Effects of sleep on the tonic drive to respiratory muscle and the threshold for rhythm generation in the dog.

1. The present study was designed to determine the effect of sleep on the tonic output to respiratory muscle and on the level of chemical respiratory stimulation required to produce rhythmic respiratory output. 2. Chronically implanted electrodes recorded expiratory (triangularis sterni) and inspiratory (diaphragm and parasternal intercostal) electromyographic (EMG) activities in three trained dogs during wakefulness and sleep. The dogs were mechanically hyperventilated via an endotracheal tube inserted into a permanent tracheostomy. During the studies, a cold block of the cervical vagus nerves was maintained to avoid the complicating effects of vagal inputs on respiratory drive and rhythm. 3. During wakefulness, steady-state hypocapnia (partial pressure of CO2, PCO2 = 30 mmHg) abolished inspiratory EMG activity, resulting in apnoea, but the expiratory muscle became tonically active.

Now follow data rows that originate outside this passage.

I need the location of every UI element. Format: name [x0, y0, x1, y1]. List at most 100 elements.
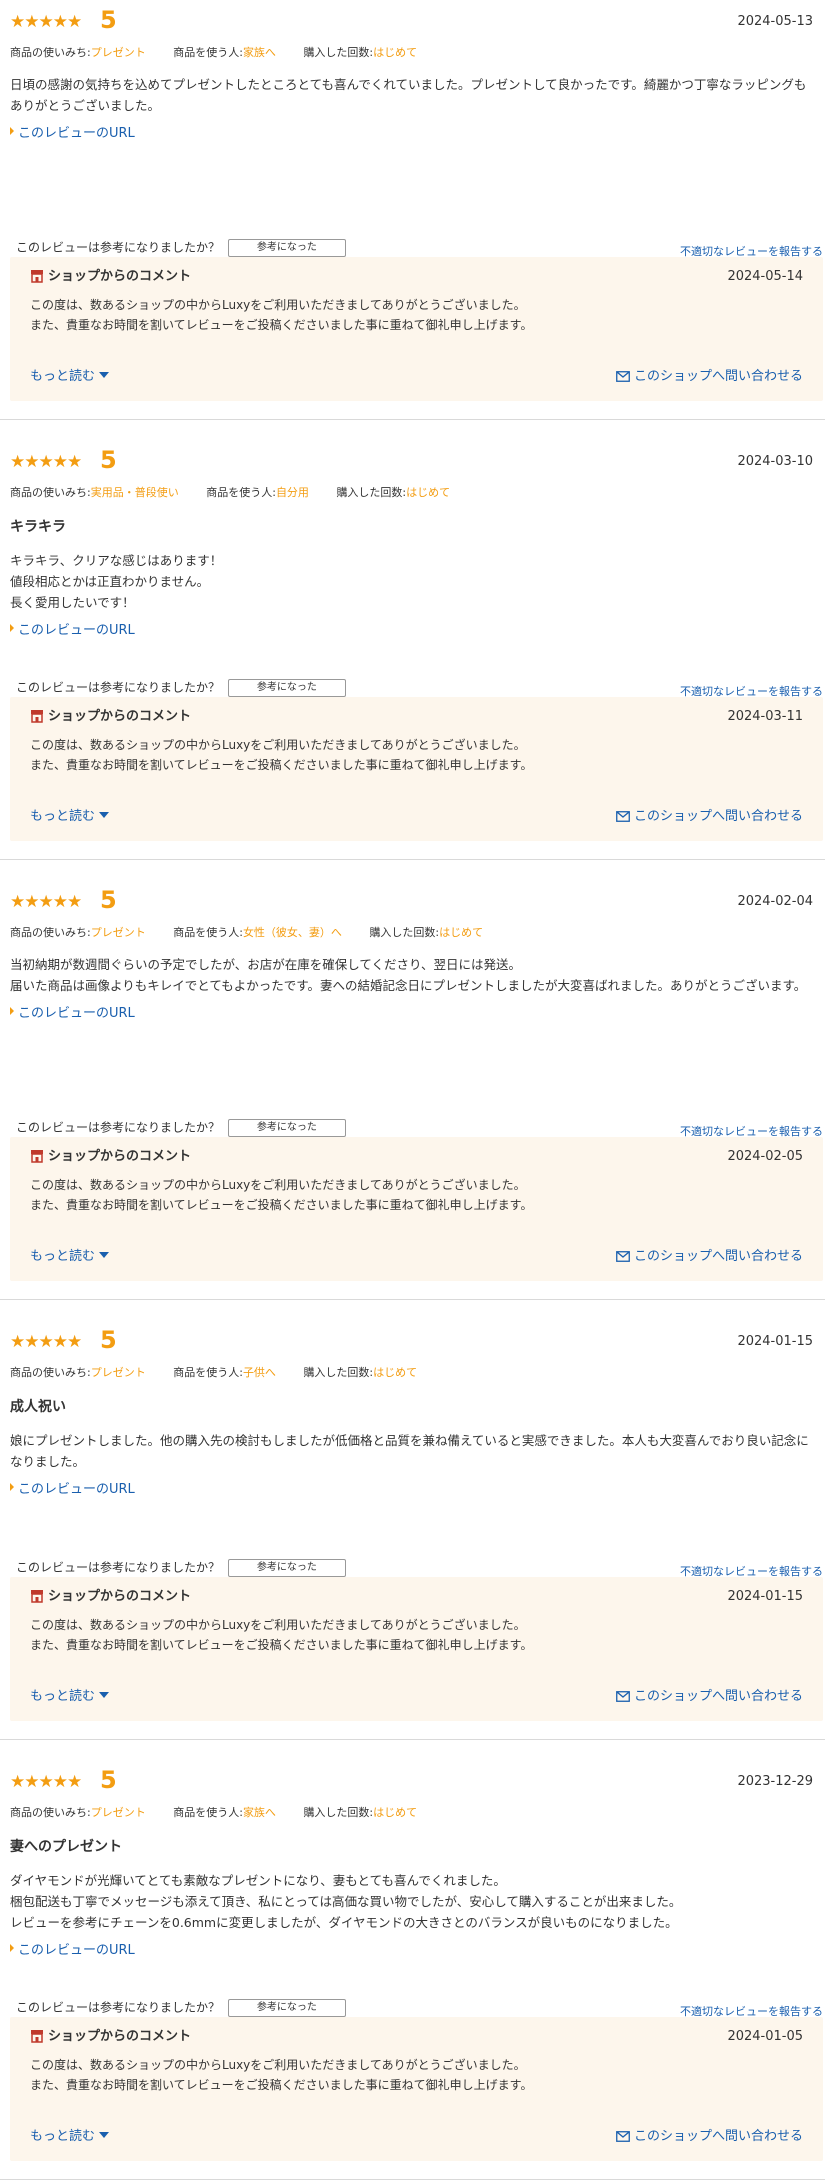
- review-score: 5: [100, 1766, 117, 1794]
- review-body: 当初納期が数週間ぐらいの予定でしたが、お店が在庫を確保してくださり、翌日には発送…: [10, 957, 807, 993]
- review-date: 2024-05-13: [737, 14, 813, 29]
- user-value: 女性（彼女、妻）へ: [242, 926, 342, 939]
- shop-comment-box: ショップからのコメント 2024-01-15 この度は、数あるショップの中からL…: [10, 1577, 823, 1721]
- usage-value: 実用品・普段使い: [90, 486, 179, 499]
- review-url-link[interactable]: このレビューのURL: [10, 124, 815, 144]
- usage-label: 商品の使いみち:: [10, 1366, 91, 1379]
- review-url-label: このレビューのURL: [18, 126, 135, 141]
- helpful-question: このレビューは参考になりましたか？: [16, 240, 221, 255]
- review-body: 日頃の感謝の気持ちを込めてプレゼントしたところとても喜んでくれていました。プレゼ…: [10, 77, 807, 113]
- helpful-button[interactable]: 参考になった: [227, 1558, 346, 1577]
- mail-icon: [616, 1251, 630, 1262]
- count-value: はじめて: [439, 926, 484, 939]
- usage-label: 商品の使いみち:: [10, 46, 91, 59]
- shop-comment-header: ショップからのコメント: [30, 1587, 191, 1607]
- read-more-button[interactable]: もっと読む: [30, 367, 110, 387]
- shop-comment-date: 2024-02-05: [727, 1149, 803, 1164]
- count-meta: 購入した回数:はじめて: [369, 926, 483, 939]
- helpful-row: このレビューは参考になりましたか？ 参考になった 不適切なレビューを報告する: [16, 1557, 823, 1578]
- read-more-button[interactable]: もっと読む: [30, 2127, 110, 2147]
- count-meta: 購入した回数:はじめて: [303, 46, 417, 59]
- contact-shop-link[interactable]: このショップへ問い合わせる: [616, 1247, 803, 1267]
- shop-comment-box: ショップからのコメント 2024-02-05 この度は、数あるショップの中からL…: [10, 1137, 823, 1281]
- read-more-button[interactable]: もっと読む: [30, 807, 110, 827]
- caret-down-icon: [99, 812, 110, 818]
- helpful-button[interactable]: 参考になった: [227, 1118, 346, 1137]
- review-url-link[interactable]: このレビューのURL: [10, 1941, 815, 1961]
- helpful-button[interactable]: 参考になった: [227, 678, 346, 697]
- count-value: はじめて: [406, 486, 451, 499]
- review-body: 娘にプレゼントしました。他の購入先の検討もしましたが低価格と品質を兼ね備えている…: [10, 1433, 809, 1469]
- contact-shop-label: このショップへ問い合わせる: [633, 1689, 803, 1704]
- user-meta: 商品を使う人:家族へ: [173, 46, 276, 59]
- helpful-question: このレビューは参考になりましたか？: [16, 1120, 221, 1135]
- shop-comment-date: 2024-05-14: [727, 269, 803, 284]
- count-value: はじめて: [373, 46, 418, 59]
- review-item: ★★★★★ 5 2023-12-29 商品の使いみち:プレゼント 商品を使う人:…: [0, 1760, 825, 2180]
- helpful-row: このレビューは参考になりましたか？ 参考になった 不適切なレビューを報告する: [16, 1997, 823, 2018]
- contact-shop-link[interactable]: このショップへ問い合わせる: [616, 367, 803, 387]
- review-meta: 商品の使いみち:実用品・普段使い 商品を使う人:自分用 購入した回数:はじめて: [10, 484, 815, 502]
- shop-icon: [31, 1150, 43, 1163]
- review-date: 2024-02-04: [737, 894, 813, 909]
- helpful-button[interactable]: 参考になった: [227, 238, 346, 257]
- read-more-button[interactable]: もっと読む: [30, 1687, 110, 1707]
- helpful-question: このレビューは参考になりましたか？: [16, 1560, 221, 1575]
- review-url-label: このレビューのURL: [18, 1482, 135, 1497]
- contact-shop-label: このショップへ問い合わせる: [633, 1249, 803, 1264]
- usage-value: プレゼント: [90, 1806, 146, 1819]
- usage-meta: 商品の使いみち:実用品・普段使い: [10, 486, 179, 499]
- shop-comment-date: 2024-01-05: [727, 2029, 803, 2044]
- user-value: 家族へ: [242, 1806, 276, 1819]
- review-score: 5: [100, 6, 117, 34]
- shop-comment-body: この度は、数あるショップの中からLuxyをご利用いただきましてありがとうございま…: [30, 1618, 533, 1652]
- triangle-right-icon: [10, 1007, 14, 1015]
- helpful-row: このレビューは参考になりましたか？ 参考になった 不適切なレビューを報告する: [16, 237, 823, 258]
- shop-icon: [31, 1590, 43, 1603]
- review-item: ★★★★★ 5 2024-02-04 商品の使いみち:プレゼント 商品を使う人:…: [0, 880, 825, 1300]
- review-meta: 商品の使いみち:プレゼント 商品を使う人:子供へ 購入した回数:はじめて: [10, 1364, 815, 1382]
- shop-comment-title: ショップからのコメント: [48, 269, 192, 284]
- review-title: 成人祝い: [10, 1399, 66, 1415]
- review-item: ★★★★★ 5 2024-01-15 商品の使いみち:プレゼント 商品を使う人:…: [0, 1320, 825, 1740]
- review-meta: 商品の使いみち:プレゼント 商品を使う人:女性（彼女、妻）へ 購入した回数:はじ…: [10, 924, 815, 942]
- read-more-label: もっと読む: [30, 369, 96, 384]
- star-rating-icon: ★★★★★: [10, 1332, 82, 1352]
- usage-value: プレゼント: [90, 1366, 146, 1379]
- review-url-link[interactable]: このレビューのURL: [10, 1004, 815, 1024]
- shop-icon: [31, 270, 43, 283]
- count-label: 購入した回数:: [303, 1366, 374, 1379]
- helpful-button[interactable]: 参考になった: [227, 1998, 346, 2017]
- read-more-label: もっと読む: [30, 2129, 96, 2144]
- review-date: 2023-12-29: [737, 1774, 813, 1789]
- review-header: ★★★★★ 5 2023-12-29: [10, 1760, 815, 1804]
- contact-shop-link[interactable]: このショップへ問い合わせる: [616, 1687, 803, 1707]
- review-url-label: このレビューのURL: [18, 623, 135, 638]
- count-meta: 購入した回数:はじめて: [303, 1366, 417, 1379]
- shop-comment-body: この度は、数あるショップの中からLuxyをご利用いただきましてありがとうございま…: [30, 2058, 533, 2092]
- helpful-question: このレビューは参考になりましたか？: [16, 2000, 221, 2015]
- review-title: キラキラ: [10, 519, 66, 535]
- triangle-right-icon: [10, 624, 14, 632]
- read-more-button[interactable]: もっと読む: [30, 1247, 110, 1267]
- usage-value: プレゼント: [90, 46, 146, 59]
- review-header: ★★★★★ 5 2024-02-04: [10, 880, 815, 924]
- star-rating-icon: ★★★★★: [10, 892, 82, 912]
- review-url-link[interactable]: このレビューのURL: [10, 621, 815, 641]
- mail-icon: [616, 811, 630, 822]
- contact-shop-link[interactable]: このショップへ問い合わせる: [616, 2127, 803, 2147]
- shop-comment-header: ショップからのコメント: [30, 267, 191, 287]
- contact-shop-link[interactable]: このショップへ問い合わせる: [616, 807, 803, 827]
- review-url-label: このレビューのURL: [18, 1006, 135, 1021]
- shop-comment-header: ショップからのコメント: [30, 1147, 191, 1167]
- caret-down-icon: [99, 2132, 110, 2138]
- review-score: 5: [100, 1326, 117, 1354]
- review-url-link[interactable]: このレビューのURL: [10, 1480, 815, 1500]
- shop-comment-title: ショップからのコメント: [48, 2029, 192, 2044]
- helpful-question: このレビューは参考になりましたか？: [16, 680, 221, 695]
- star-rating-icon: ★★★★★: [10, 12, 82, 32]
- shop-icon: [31, 710, 43, 723]
- user-meta: 商品を使う人:子供へ: [173, 1366, 276, 1379]
- review-list: ★★★★★ 5 2024-05-13 商品の使いみち:プレゼント 商品を使う人:…: [0, 0, 825, 2180]
- count-meta: 購入した回数:はじめて: [303, 1806, 417, 1819]
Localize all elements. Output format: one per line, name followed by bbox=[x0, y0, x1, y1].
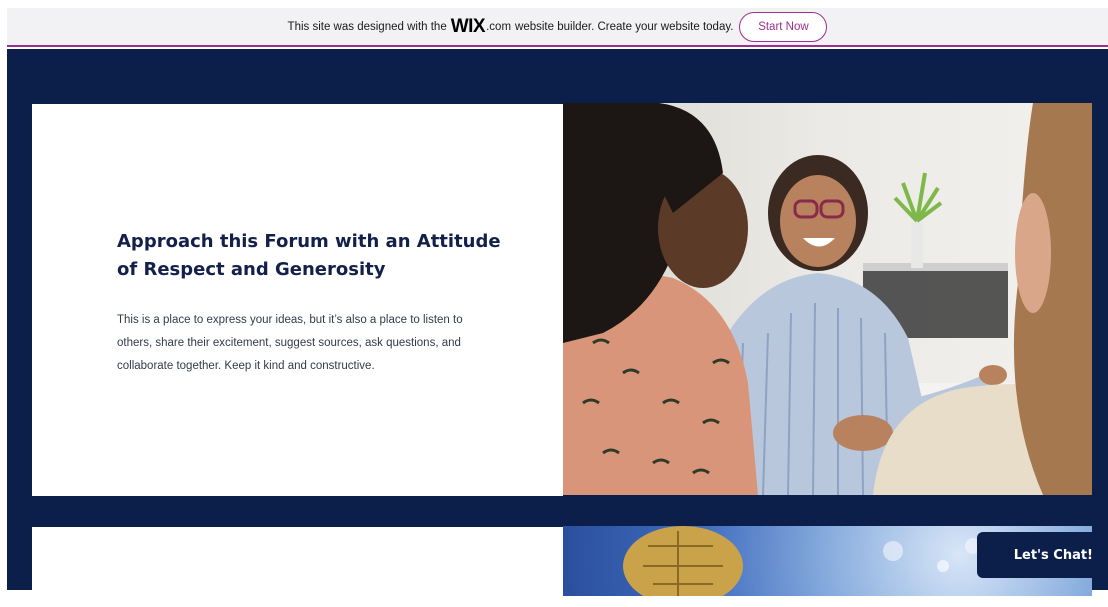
wix-logo: WIX bbox=[450, 15, 486, 37]
next-section-card bbox=[32, 527, 563, 607]
section-heading: Approach this Forum with an Attitude of … bbox=[117, 231, 501, 280]
wix-promo-banner: This site was designed with the WIX .com… bbox=[7, 8, 1108, 47]
start-now-button[interactable]: Start Now bbox=[739, 11, 828, 42]
photo-illustration bbox=[563, 103, 1092, 495]
section-body-text: This is a place to express your ideas, b… bbox=[117, 314, 463, 372]
lets-chat-button[interactable]: Let's Chat! bbox=[977, 532, 1103, 578]
site-content: Approach this Forum with an Attitude of … bbox=[7, 49, 1108, 607]
forum-guideline-card: Approach this Forum with an Attitude of … bbox=[32, 104, 563, 496]
banner-text-before: This site was designed with the bbox=[287, 20, 447, 33]
women-discussion-photo bbox=[563, 103, 1092, 495]
wix-logo-suffix: .com bbox=[486, 20, 512, 33]
banner-text-after: website builder. Create your website tod… bbox=[515, 20, 734, 33]
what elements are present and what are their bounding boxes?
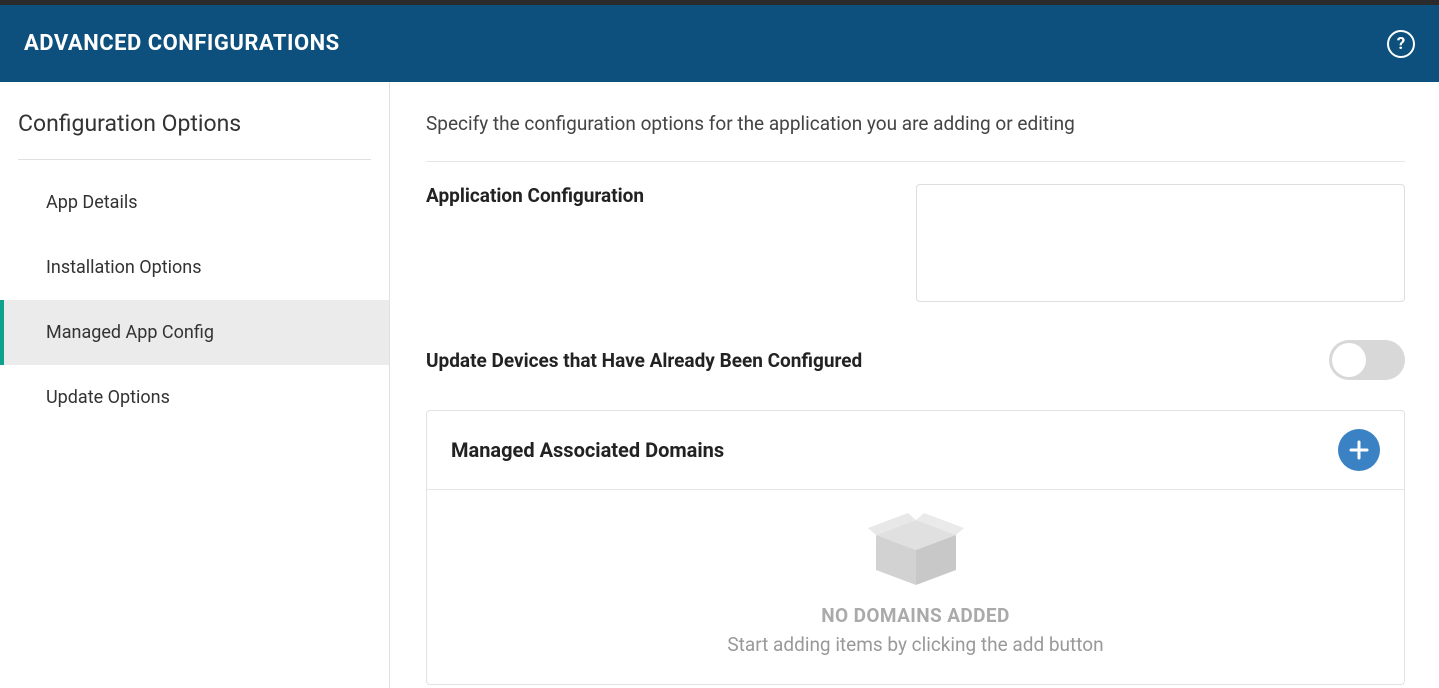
help-icon[interactable]: ? [1387,30,1415,58]
sidebar: Configuration Options App Details Instal… [0,82,390,688]
sidebar-item-app-details[interactable]: App Details [0,170,389,235]
app-config-label: Application Configuration [426,184,916,207]
update-devices-row: Update Devices that Have Already Been Co… [426,324,1405,404]
sidebar-item-managed-app-config[interactable]: Managed App Config [0,300,389,365]
update-devices-label: Update Devices that Have Already Been Co… [426,349,1329,372]
sidebar-item-label: Managed App Config [46,322,214,343]
empty-state-subtitle: Start adding items by clicking the add b… [427,633,1404,656]
managed-domains-title: Managed Associated Domains [451,438,724,462]
empty-box-icon [866,510,966,590]
main-description: Specify the configuration options for th… [426,112,1405,162]
sidebar-item-label: Update Options [46,387,170,408]
app-config-textarea[interactable] [916,184,1405,302]
page-header: ADVANCED CONFIGURATIONS ? [0,5,1439,82]
page-title: ADVANCED CONFIGURATIONS [24,31,340,56]
update-devices-toggle[interactable] [1329,340,1405,380]
app-config-row: Application Configuration [426,162,1405,324]
sidebar-heading: Configuration Options [18,98,371,160]
main-content: Specify the configuration options for th… [390,82,1439,688]
sidebar-item-installation-options[interactable]: Installation Options [0,235,389,300]
add-domain-button[interactable] [1338,429,1380,471]
body: Configuration Options App Details Instal… [0,82,1439,688]
sidebar-item-label: App Details [46,192,138,213]
toggle-knob [1332,343,1366,377]
empty-state-title: NO DOMAINS ADDED [427,604,1404,627]
managed-domains-header: Managed Associated Domains [427,411,1404,490]
managed-domains-empty: NO DOMAINS ADDED Start adding items by c… [427,490,1404,684]
sidebar-item-label: Installation Options [46,257,202,278]
plus-icon [1348,439,1370,461]
sidebar-item-update-options[interactable]: Update Options [0,365,389,430]
managed-domains-panel: Managed Associated Domains [426,410,1405,685]
sidebar-nav: App Details Installation Options Managed… [0,170,389,430]
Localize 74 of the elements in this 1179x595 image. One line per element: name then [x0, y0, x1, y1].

Compared to wakefulness, the level of the tonic expiratory EMG activity was decreased in non-REM (non-rapid eye movement) sleep (median decrease = 34%, P = 0.005) and was further decreased in REM sleep (median decrease = 78%, P < 0.0001). During REM sleep, the tonic expiratory EMG activity was highly variable (mean coefficient of variation = 39% compared to 7% awake, P < 0.0001) and in some periods of REM, bursts of inspiratory EMG activity and active breathing movements were observed despite the presence of hypocapnia. 4. During constant mechanical hyperventilation, progressive increases in arterial PCO2 (in hyperoxia) were produced by rebreathing. Measurement of the CO2 threshold for the onset of spontaneous breathing showed that this threshold was not different between wakefulness and non-REM sleep (mean difference = 0.1 mmHg from paired observations, 95% confidence interval for the difference = -1.0 to +1.1 mmHg, P = 0.898). 5. The results show that sleep reduces the tonic output to respiratory muscles but does not increase the CO2 threshold for the generation of rhythmic respiratory output. These observations suggest that changes in the tonic drives to the respiratory motoneurones may be a principal mechanism by which changes in sleep-wake states produce changes in respiratory output.